2 – Suite pour

La première fois que j’ai vu X je ne l’ai pas vu. Lui, si. Nous étions cinq ou six personnes dans une pièce sombre et je ne le connaissais encore, je ne connaissais pas les autres non plus. Lui, pas de doute, il m’a repérée. Il n’a pas bougé, et je n’ai même pas su ce jour là qu’il s’appelait X.

A vrai dire, X qui est très brun, plutôt petit, n’a pas vraiment le profil de mes fantasmes. Voilà pourquoi je l’ai à peine remarqué

Un jour, il m’a parlé, mais comme distraitement, en me regardant à peine. X est musicien, instrumentiste et moi, je suis chanteuse, enfin, j’étais, avant l’accident. Nous étions collègues. Et dans un lieu où il n’y avait pas grand chose à faire. On a parlé des sonates de Brahms. Un régal. Les sonates, évidemment, mais aussi parler de Brahms avec quelqu’un. Parce que la sonate n° 1 en mi mineur, il la joue au violoncelle, et moi quelques fois, pas souvent, je l’ai jouée au piano.

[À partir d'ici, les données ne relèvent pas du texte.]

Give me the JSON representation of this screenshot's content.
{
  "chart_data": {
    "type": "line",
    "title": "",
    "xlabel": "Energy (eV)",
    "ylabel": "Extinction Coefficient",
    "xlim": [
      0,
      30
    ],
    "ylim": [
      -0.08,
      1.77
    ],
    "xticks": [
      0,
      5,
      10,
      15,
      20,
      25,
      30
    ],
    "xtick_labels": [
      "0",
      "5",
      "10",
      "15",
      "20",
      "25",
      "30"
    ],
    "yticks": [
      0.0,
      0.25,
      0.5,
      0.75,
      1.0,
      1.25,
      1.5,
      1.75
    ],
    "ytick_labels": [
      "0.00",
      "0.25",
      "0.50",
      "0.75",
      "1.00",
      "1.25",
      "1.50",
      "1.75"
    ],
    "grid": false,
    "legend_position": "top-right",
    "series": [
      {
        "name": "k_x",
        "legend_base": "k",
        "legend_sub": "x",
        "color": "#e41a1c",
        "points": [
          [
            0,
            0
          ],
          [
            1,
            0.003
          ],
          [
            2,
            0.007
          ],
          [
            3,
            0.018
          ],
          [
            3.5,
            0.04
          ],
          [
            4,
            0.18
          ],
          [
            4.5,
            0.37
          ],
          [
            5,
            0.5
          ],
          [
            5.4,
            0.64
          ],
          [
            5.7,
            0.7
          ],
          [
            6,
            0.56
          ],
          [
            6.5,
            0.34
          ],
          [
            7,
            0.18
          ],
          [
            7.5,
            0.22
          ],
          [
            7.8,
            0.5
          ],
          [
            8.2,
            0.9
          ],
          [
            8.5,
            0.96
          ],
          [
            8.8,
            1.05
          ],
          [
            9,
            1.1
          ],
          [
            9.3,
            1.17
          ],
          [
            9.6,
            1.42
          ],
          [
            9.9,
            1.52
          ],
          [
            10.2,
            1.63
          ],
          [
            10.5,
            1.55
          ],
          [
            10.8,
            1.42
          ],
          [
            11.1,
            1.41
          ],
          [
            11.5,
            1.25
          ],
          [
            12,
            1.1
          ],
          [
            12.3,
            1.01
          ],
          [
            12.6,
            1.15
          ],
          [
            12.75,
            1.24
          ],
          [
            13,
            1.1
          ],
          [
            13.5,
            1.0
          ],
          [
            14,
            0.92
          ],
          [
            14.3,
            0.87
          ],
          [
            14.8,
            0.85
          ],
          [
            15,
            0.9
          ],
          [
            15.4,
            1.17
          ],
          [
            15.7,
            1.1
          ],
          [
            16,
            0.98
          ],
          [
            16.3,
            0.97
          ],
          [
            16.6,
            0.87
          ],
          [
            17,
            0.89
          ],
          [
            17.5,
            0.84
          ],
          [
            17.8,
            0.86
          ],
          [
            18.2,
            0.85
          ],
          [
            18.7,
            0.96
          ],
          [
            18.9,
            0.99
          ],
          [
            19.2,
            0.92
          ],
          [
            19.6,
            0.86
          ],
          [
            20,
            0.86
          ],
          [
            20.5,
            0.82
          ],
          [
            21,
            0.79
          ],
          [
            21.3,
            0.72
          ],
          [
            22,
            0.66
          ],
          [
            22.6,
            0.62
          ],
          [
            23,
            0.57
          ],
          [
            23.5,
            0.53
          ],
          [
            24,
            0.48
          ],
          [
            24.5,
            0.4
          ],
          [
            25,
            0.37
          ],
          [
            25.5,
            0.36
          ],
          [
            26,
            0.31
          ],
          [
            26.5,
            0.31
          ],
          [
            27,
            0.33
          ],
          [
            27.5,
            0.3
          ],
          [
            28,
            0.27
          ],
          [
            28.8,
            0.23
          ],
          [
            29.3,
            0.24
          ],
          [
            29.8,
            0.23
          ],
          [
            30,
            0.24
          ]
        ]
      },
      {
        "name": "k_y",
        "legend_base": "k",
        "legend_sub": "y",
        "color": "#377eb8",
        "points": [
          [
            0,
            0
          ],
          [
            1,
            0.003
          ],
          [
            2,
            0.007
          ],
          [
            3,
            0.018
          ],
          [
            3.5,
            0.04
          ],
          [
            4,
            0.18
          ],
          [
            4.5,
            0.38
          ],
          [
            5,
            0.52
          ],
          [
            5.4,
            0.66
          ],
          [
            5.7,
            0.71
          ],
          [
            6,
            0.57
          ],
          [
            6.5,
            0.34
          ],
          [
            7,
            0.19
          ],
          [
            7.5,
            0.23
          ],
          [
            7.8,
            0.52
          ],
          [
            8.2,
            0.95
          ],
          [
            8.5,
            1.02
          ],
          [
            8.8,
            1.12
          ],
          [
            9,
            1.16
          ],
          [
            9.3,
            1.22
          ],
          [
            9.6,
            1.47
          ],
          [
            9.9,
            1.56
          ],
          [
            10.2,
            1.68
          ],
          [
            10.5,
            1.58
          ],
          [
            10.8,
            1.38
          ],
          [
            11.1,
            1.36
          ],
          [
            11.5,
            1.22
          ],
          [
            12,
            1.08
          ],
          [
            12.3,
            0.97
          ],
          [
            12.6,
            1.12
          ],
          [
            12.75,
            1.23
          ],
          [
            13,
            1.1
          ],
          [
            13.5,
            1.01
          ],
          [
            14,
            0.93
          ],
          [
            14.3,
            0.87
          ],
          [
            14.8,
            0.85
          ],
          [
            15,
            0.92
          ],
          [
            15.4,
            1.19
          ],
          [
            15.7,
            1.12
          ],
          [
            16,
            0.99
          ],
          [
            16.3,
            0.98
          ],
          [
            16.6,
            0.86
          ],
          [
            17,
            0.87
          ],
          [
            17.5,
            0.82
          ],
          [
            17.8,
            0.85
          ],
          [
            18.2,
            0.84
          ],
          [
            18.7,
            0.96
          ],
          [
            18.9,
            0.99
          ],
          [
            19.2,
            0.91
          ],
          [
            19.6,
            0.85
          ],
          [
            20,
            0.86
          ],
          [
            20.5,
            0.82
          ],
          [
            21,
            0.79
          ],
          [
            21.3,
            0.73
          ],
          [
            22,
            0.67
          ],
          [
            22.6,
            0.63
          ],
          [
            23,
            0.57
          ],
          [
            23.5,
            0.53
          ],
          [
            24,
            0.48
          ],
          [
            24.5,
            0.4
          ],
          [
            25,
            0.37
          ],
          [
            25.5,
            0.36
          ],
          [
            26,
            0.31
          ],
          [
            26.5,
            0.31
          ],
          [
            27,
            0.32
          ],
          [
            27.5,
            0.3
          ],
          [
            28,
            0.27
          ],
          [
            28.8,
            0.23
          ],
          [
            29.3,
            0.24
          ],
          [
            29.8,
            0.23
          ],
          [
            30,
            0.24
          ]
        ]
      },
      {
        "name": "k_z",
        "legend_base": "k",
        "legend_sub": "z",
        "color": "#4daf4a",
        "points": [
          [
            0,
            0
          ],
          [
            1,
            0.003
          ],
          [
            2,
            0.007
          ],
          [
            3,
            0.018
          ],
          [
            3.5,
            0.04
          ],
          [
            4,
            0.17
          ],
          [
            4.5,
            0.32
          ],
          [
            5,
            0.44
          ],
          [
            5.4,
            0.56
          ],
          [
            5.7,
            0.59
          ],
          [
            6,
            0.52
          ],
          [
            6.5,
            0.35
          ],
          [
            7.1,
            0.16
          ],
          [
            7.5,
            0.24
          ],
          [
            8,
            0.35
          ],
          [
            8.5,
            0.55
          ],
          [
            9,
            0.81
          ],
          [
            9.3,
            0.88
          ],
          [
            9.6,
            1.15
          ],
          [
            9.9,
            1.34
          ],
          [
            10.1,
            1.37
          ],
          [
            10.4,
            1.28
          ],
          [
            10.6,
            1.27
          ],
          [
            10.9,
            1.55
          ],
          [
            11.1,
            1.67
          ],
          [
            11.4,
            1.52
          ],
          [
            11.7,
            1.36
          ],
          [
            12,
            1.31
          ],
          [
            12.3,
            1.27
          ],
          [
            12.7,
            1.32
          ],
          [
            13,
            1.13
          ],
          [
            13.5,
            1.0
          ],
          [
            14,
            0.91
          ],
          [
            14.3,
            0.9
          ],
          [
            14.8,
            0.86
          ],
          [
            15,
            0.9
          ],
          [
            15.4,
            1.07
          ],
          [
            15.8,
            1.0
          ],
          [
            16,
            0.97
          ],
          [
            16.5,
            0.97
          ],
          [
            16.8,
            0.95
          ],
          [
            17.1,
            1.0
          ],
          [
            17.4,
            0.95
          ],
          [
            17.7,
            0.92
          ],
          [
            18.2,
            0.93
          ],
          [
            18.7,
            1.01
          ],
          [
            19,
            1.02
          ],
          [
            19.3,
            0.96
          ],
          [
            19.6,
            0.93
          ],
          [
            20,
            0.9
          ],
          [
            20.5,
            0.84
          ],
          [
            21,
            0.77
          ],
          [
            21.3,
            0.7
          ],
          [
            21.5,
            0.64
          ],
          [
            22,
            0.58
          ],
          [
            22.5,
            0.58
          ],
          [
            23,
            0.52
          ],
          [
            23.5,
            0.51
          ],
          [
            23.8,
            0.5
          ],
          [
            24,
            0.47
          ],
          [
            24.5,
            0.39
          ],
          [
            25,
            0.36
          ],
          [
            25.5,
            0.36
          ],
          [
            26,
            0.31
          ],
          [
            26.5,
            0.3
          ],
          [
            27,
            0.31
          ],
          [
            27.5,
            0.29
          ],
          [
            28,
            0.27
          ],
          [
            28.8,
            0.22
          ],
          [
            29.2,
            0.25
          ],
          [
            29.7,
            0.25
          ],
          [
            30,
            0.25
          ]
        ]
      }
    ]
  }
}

J’ai dit tu ne voudrais pas participer à …mais il m’a interrompu, il attendait un appel téléphonique important. J’allais dire à la chorale que je dirige. Tant pis.

Une autre fois, c’est lui qui m’a appelée. Tu n’aurais pas envie de venir à…J’ai dit excuse-moi, il y a mon portable qui sonne en même temps. C’est que je venais de faire la connaissance de Y qui avait, d’une certaine manière, le profil, au moins en apparence – quand je pense, c’est un pare-chocs chromé qui m’a ébloui et peut-être le geste pour me caresser les lèvres, ou l’odeur du cuir, tiens je ne sais même plus.

X avait coupé.

Je n’ai jamais su ce qu’il voulait me proposer. Pourtant plusieurs fois, on a bavardé en allant au  restaurant avec les autres. Comme moi, il détestait la campagne et s’agaçait de la bigoterie ambiante. On a même bien ri, quand il a imité certaines personnes. Puis parlé de choses plus graves. On était d’accord et toujours on revenait à notre passion commune, la musique. Il faut dire que Y déteste la grande musique, comme il dit, qu’il préfère le foot, mais pas autant que la voiture.

J’ai proposé à X une balade au bord de la mer, mais il m’a dit qu’il n’avait pas assez de temps, à cause du concert. Je crois qu’il était assez timide. C’est drôle, on venait de lire le même livre. On a parlé des plages immenses de la côte basque, lui aussi, il y passait ses vacances, autrefois

J’ai fini par aller l’écouter, dommage c’était dans une église mais je serais allée n’importe où pour écouter les suites de Bach. J’ai eu plusieurs fois des larmes, surtout avec le début de la 5.

Après le concert, j’avais envie de lui dire, ton violoncelle …la sarabande…la 6…mais je me suis éloignée très vite. Je lui ai dit que j’étais fatiguée.

Quand j’y pense, je vois bien que X et moi on avait tout pour … Quel dommage.

Car  maintenant, nous sommes morts l’un et l’autre. Pensez-y, vous autres.